Mathematical Model For Productivity Improvement

Applying Mathematical Modeling to Improve Productivity

by Abhay Juvekar*, Dr. U. S. Pandey,

- Published in Journal of Advances in Science and Technology, E-ISSN: 2230-9659

Volume 10, Issue No. 21, Feb 2016, Pages 0 - 0 (0)

Published by: Ignited Minds Journals


ABSTRACT

“MathematicalModeling is defined as the process of applying Mathematics to the actual worldproblems in order to comprehend the real life situations and estimating futureprediction”.

KEYWORD

Mathematical Modeling, Productivity Improvement, Real-life Situations, Future Prediction, Mathematics

INTRODUCTION

“Mathematical Modeling is defined as the process of applying Mathematics to the actual world problems in order to comprehend the real life situations and estimating future prediction”.

Models are representation of systems or phenomena we want to study, understand and control. Models can be classified as physical, hypothesized (imagined) and mathematical. Models provide justifiable answers. They make problem solving a creative and iterative process. They provide precision, better design, and control for applications. They also allow optimum utilization of computing capabilities. Mathematical modeling technique aims to solve the real world problems through mathematical equations. It describes the different aspects of the real world, their interaction and dynamics through mathematical expressions. It is much easier to solve mathematical equations provided we know how to formulate them. In the era when students want to solve the problem without getting into the physical insight of the situational problems, mathematical model becomes an important tool.

SCOPE AND OBJECTIVE

This research explores various models to identify the most apt model for the parametric control of processes that govern quality in the IT industry. Benchmark serves as an essential standard as well as a tool to measure and analyze the processes in the organization. The objective here is to study the application of modeling technique to a common metric, say productivity, used in the IT industry that would help in quantitatively navigating it towards the defined benchmark. As productivity depends on many other factors, organizations need a precise and accurate method for its measurement.

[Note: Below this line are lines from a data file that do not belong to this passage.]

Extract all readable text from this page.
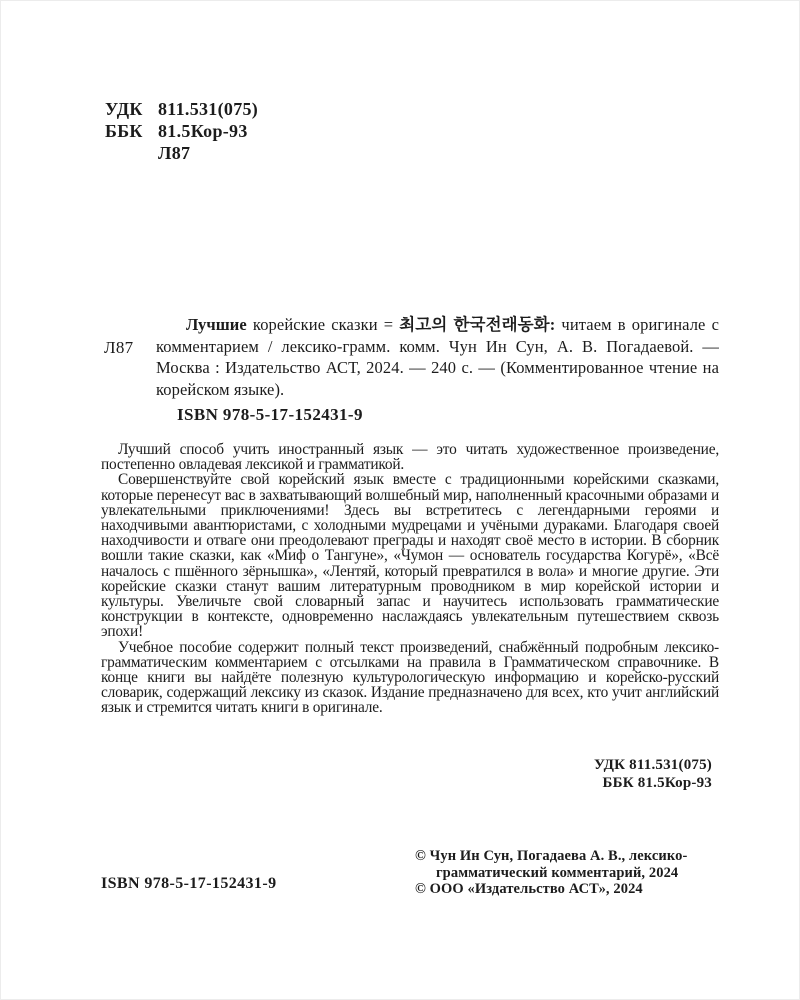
УДК 811.531(075)
ББК 81.5Кор-93
Л87
Л87

Лучшие корейские сказки = 최고의 한국전래동화: читаем в оригинале с комментарием / лексико-грамм. комм. Чун Ин Сун, А. В. Погадаевой. — Москва : Издательство АСТ, 2024. — 240 с. — (Комментированное чтение на корейском языке).

ISBN 978-5-17-152431-9

Лучший способ учить иностранный язык — это читать художественное произведение, постепенно овладевая лексикой и грамматикой.

Совершенствуйте свой корейский язык вместе с традиционными корейскими сказками, которые перенесут вас в захватывающий волшебный мир, наполненный красочными образами и увлекательными приключениями! Здесь вы встретитесь с легендарными героями и находчивыми авантюристами, с холодными мудрецами и учёными дураками. Благодаря своей находчивости и отваге они преодолевают преграды и находят своё место в истории. В сборник вошли такие сказки, как «Миф о Тангуне», «Чумон — основатель государства Когурё», «Всё началось с пшённого зёрнышка», «Лентяй, который превратился в вола» и многие другие. Эти корейские сказки станут вашим литературным проводником в мир корейской истории и культуры. Увеличьте свой словарный запас и научитесь использовать грамматические конструкции в контексте, одновременно наслаждаясь увлекательным путешествием сквозь эпохи!

Учебное пособие содержит полный текст произведений, снабжённый подробным лексико-грамматическим комментарием с отсылками на правила в Грамматическом справочнике. В конце книги вы найдёте полезную культурологическую информацию и корейско-русский словарик, содержащий лексику из сказок. Издание предназначено для всех, кто учит английский язык и стремится читать книги в оригинале.

УДК 811.531(075)
ББК 81.5Кор-93
ISBN 978-5-17-152431-9
© Чун Ин Сун, Погадаева А. В., лексико-
грамматический комментарий, 2024
© ООО «Издательство АСТ», 2024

This study identifies a simple, practical, yet an effective model to measure productivity.

BENEFITS OF MATHEMATICAL MODELING

1. A model embodies a hypothesis about the target system/process, and lets you compare that hypothesis with data. 2. The model formulation process clarifies assumptions, variables and parameters. 3. Models help in forecasting, designing, managing and optimizing industrial, social and ecological processes. 4. Models allow simulation and multi-dimensional analysis of systems.

TYPES OF MODELS

1. LINEAR v/s NONLINEAR:

All the operators in this model exhibit linearity. Linear models, if properly implemented, provide a simple and convenient way of measuring various attributes.

2. STATIC v/s DYNAMIC

A dynamic model accounts for time-dependent changes in the state of the system.

3. EXPLICIT v/s IMPLICIT

If all of the input parameters of the overall model are known, the output parameters can be calculated by a finite series in an explicit model.

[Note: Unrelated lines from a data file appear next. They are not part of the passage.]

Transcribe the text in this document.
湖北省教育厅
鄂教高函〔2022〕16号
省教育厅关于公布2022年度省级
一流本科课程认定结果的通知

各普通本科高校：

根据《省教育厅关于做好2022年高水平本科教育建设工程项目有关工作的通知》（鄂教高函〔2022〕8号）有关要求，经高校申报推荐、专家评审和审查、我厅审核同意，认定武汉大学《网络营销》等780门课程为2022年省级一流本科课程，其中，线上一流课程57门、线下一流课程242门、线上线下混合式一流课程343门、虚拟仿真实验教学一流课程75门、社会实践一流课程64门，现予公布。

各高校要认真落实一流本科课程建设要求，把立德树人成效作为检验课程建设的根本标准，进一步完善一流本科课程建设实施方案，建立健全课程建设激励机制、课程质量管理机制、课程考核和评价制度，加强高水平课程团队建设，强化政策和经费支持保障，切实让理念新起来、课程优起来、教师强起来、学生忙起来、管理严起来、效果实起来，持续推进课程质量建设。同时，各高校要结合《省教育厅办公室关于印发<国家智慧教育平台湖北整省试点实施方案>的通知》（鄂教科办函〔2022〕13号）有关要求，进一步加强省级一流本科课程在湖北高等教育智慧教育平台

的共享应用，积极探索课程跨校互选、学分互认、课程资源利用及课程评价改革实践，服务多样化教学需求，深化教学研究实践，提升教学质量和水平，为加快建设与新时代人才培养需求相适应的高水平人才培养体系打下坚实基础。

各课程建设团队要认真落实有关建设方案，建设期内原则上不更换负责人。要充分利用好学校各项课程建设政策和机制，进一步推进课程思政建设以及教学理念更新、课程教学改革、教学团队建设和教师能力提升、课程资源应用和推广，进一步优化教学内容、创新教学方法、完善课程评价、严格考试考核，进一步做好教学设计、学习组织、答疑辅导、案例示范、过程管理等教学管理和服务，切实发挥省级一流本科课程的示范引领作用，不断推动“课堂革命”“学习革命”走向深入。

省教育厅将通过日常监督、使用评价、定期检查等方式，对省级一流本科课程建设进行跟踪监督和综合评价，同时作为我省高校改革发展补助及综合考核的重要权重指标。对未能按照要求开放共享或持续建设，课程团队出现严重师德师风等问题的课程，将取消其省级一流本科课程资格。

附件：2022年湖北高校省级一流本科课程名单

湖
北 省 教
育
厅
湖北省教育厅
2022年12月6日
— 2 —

4. DISCRETE v/s CONTINUOUS

A discrete model treats objects as discrete, such as the particles in a molecular model or the states in a statistical model. A deterministic model is one in which every set of variable states is uniquely determined by parameters in the model and by sets of previous states of these variables. Conversely, in a stochastic model, randomness is present, and variable states are not described by unique values, but rather by probability distributions.

6. DEDUCTIVE, INDUCTIVE, OR FLOATING

A deductive model is a logical structure based on a theory. An inductive model arises from empirical findings and generalization from them. The floating model rests on neither theory nor observation, but is merely the invocation of expected structure. Application of mathematics in social sciences outside of economics has been criticized for unfounded models. Application of catastrophe theory in science has been characterized as a floating model.

CHARACTERISTICS OF MODELS

Robustness, Precision, Consistency and Realistic nature form the primary attributes of models. Oversimplified model may not represent reality whereas overambitious models may introduce complications. Deterministic models yield expected quantifiable predictions; yet unexpected predictions lead to important breakthroughs, assumptions and new criteria. Models could be hierarchical depending on their area, level and extent of coverage. Feedback based models are most desired as they help in continuous improvement and regulation in control systems. Different variants of a model may be required for similar applications in various fields and new versions would be required with enhanced capabilities in systems and processes.

PRINCIPLES OF MODELING

a) Identify the need for the model b) List the parameters / variables which are required for the model c) Identify the available relevant data d) Identify the circumstances that can be applied e) Identify the governing physical principles Identify i. The equation that will be used ii. The calculations that will be made iii. The solution which will follow f) Identify tests that can check the ii. Utility of the model g) Identify the parameter values that can improve the model

STEPS FOR MODELING

I. Identify the physical situation II. Convert the physical situation into a mathematical model by introducing parameters / variables and using various known physical laws and symbols III. Find the solution of the mathematical problem IV. Interpret the result in terms of the original and compare the result with observations or experiments V. If the result is in good agreement, then accept the model. Otherwise modify the hypothesis / assumptions according to the physical situation and go to step II.

BENCHMARKING

Software projects can be categorized into three groups, namely, development, maintenance and testing projects depending on where they occur in the project life cycle. In a survey of projects, it was found that out of the total number of projects, 37% of the projects were development projects. In terms of revenue, these development projects accounted for more than 43% of total revenue earned by the organization under consideration. Thus, benchmarking in development projects would have high impact to operating profits. This was a strong decisive factor to focus the study on productivity in development projects. As mentioned earlier, benchmarking is an essential requirement to achieve higher goals and productivity. This process not only helps in achieving better

Abhay Juvekar1 Dr. U. S. Pandey2

effectively in all the industries. In manufacturing industries, it is easy to have quantifiable goals that can be used to benchmark the process. The nature of industry is such that the process of benchmarking can be drilled down to the last component level of tracking. For example, based on the overall benchmarking of annual productivity, the daily figure of production for each component or part for a month or even a week can be decided. This kind of benchmarking, however, will not be possible in service industry like IT. In IT industry, the job is more of a qualitative nature and the response to the requested service becomes a factor for benchmarking. Hence, the parameter for service industry benchmarking is different from manufacturing industry. IT industry is more of a service-oriented industry, where requests from customers are serviced by way of developing software. The software developed for a customer will definitely vary from the software developed for another customer as customization is done for each customer in most of the cases.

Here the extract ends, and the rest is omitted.